From the Guidelines
Surgery is the usual treatment for a second metacarpal fracture, with simple immobilization being appropriate when fracture fragments are small, nonarticular, or minimally displaced. When considering treatment options for a second metacarpal fracture, it's essential to prioritize morbidity, mortality, and quality of life as the outcome. According to the American College of Foot and Ankle Surgeons, the diagnosis of a second metacarpal fracture is based on a history of trauma and focal pain on palpation, confirmed with radiographic studies 1.
Treatment Options
- For non-displaced fractures, treatment involves immobilization with a short arm cast or a thumb spica splint for 4-6 weeks, with the wrist in slight extension and the metacarpophalangeal joint in slight flexion to prevent stiffness.
- Pain management includes acetaminophen (500-1000mg every 6 hours) or NSAIDs like ibuprofen (400-600mg every 6-8 hours) for 5-7 days.
- Regular follow-up with radiographs at 1-2 weeks and then at 4-6 weeks is necessary to ensure proper healing.
- For displaced fractures, surgical fixation with K-wires, screws, or plates is typically required to restore proper alignment and function, as stated in the study 1.
Post-Treatment Care
- Post-surgical care includes immobilization for 2-4 weeks followed by progressive range of motion exercises and physical therapy to restore hand function.
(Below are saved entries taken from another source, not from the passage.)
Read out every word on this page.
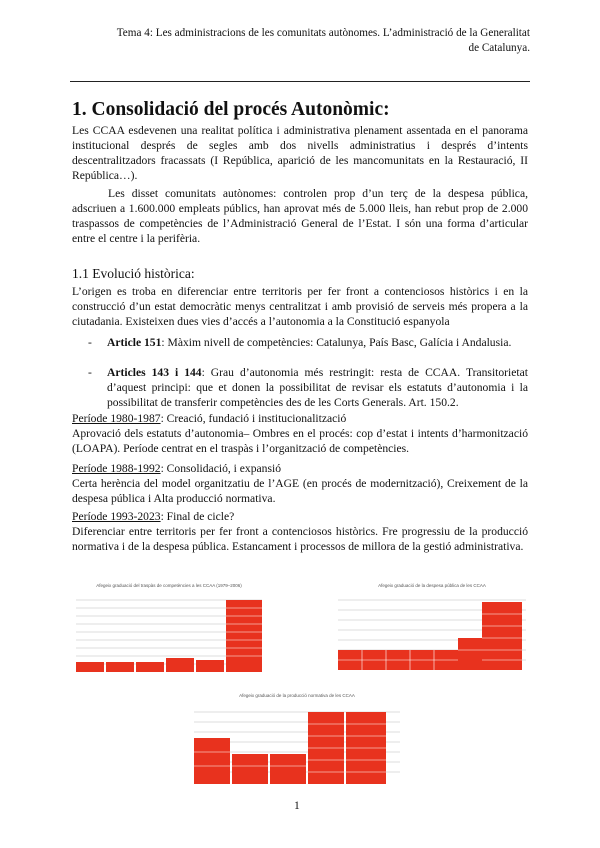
Tema 4: Les administracions de les comunitats autònomes. L’administració de la Generalitat
de Catalunya.
1. Consolidació del procés Autonòmic:
Les CCAA esdevenen una realitat política i administrativa plenament assentada en el panorama institucional després de segles amb dos nivells administratius i després d’intents descentralitzadors fracassats (I República, aparició de les mancomunitats en la Restauració, II República…).
Les disset comunitats autònomes: controlen prop d’un terç de la despesa pública, adscriuen a 1.600.000 empleats públics, han aprovat més de 5.000 lleis, han rebut prop de 2.000 traspassos de competències de l’Administració General de l’Estat. I són una forma d’articular entre el centre i la perifèria.
1.1 Evolució històrica:
L’origen es troba en diferenciar entre territoris per fer front a contenciosos històrics i en la construcció d’un estat democràtic menys centralitzat i amb provisió de serveis més propera a la ciutadania. Existeixen dues vies d’accés a l’autonomia a la Constitució espanyola
- Article 151: Màxim nivell de competències: Catalunya, País Basc, Galícia i Andalusia.
- Articles 143 i 144: Grau d’autonomia més restringit: resta de CCAA. Transitorietat d’aquest principi: que et donen la possibilitat de revisar els estatuts d’autonomia i la possibilitat de transferir competències des de les Corts Generals. Art. 150.2.
Període 1980-1987: Creació, fundació i institucionalització
Aprovació dels estatuts d’autonomia– Ombres en el procés: cop d’estat i intents d’harmonització (LOAPA). Període centrat en el traspàs i l’organització de competències.
Període 1988-1992: Consolidació, i expansió
Certa herència del model organitzatiu de l’AGE (en procés de modernització), Creixement de la despesa pública i Alta producció normativa.
Període 1993-2023: Final de cicle?
Diferenciar entre territoris per fer front a contenciosos històrics. Fre progressiu de la producció normativa i de la despesa pública. Estancament i processos de millora de la gestió administrativa.
Afegeix graduació del traspàs de competències a les CCAA (1979–2006)	Afegeix graduació de la despesa pública de les CCAA
Afegeix graduació de la producció normativa de les CCAA
1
- Early mobilization of uninvolved digits is important in all cases to prevent stiffness.
- The second metacarpal is crucial for hand function, particularly for grip strength and precision movements, making proper alignment essential for optimal functional outcomes.
Given the information from the study 1, it's clear that the treatment approach should prioritize proper alignment and function to ensure the best possible outcome for the patient, focusing on minimizing morbidity, mortality, and maximizing quality of life.
From the Research
Treatment Options for Second Metacarpal Fracture
- The majority of metacarpal fractures, including those of the second metacarpal, can be managed non-operatively 2.
- Non-operative treatment may involve the use of a functional hand-based splint, which allows for metacarpophalangeal joint, interphalangeal joint, and radiocarpal joint motion 3.
- Splints can maintain fracture reduction and angulation comparable to casting, with additional benefits of reduced costs, improved patient hygiene, and satisfaction 4.
- When surgical intervention is indicated, various methods of fixation are available, including intramedullary Kirschner wiring (KW) and intramedullary compression screws (IS) 5.
- The choice of fixation method depends on the injury pattern, patient function, and surgeon preference, with early mobilization being a critical component of treatment to prevent stiffness and restore function 2, 5.
Indications for Surgical Intervention
- Surgical intervention may be necessary for metacarpal fractures with intraarticular involvement, malrotation, shortening greater than 6 mm, or excessive angulation 6.
- Patients with such fractures require referral to an orthopedic surgery subspecialist for possible surgical intervention 6.
- Intraarticular and extraarticular metacarpal fractures of the thumb are subject to tendon forces and often displace, requiring surgical intervention 6.
Outcomes of Treatment
- The primary outcome of total active range of motion (TAM) and rotation, as well as the secondary outcome of splint time, return to work, bone healing, and complication rates, showed no significant difference between KW and IS fixation methods 5.
- A hand-based functional splint can allow for excellent maintenance of fracture reduction, early or immediate return to pre-injury activities, low patient morbidity, and maintains functional motion throughout treatment 3.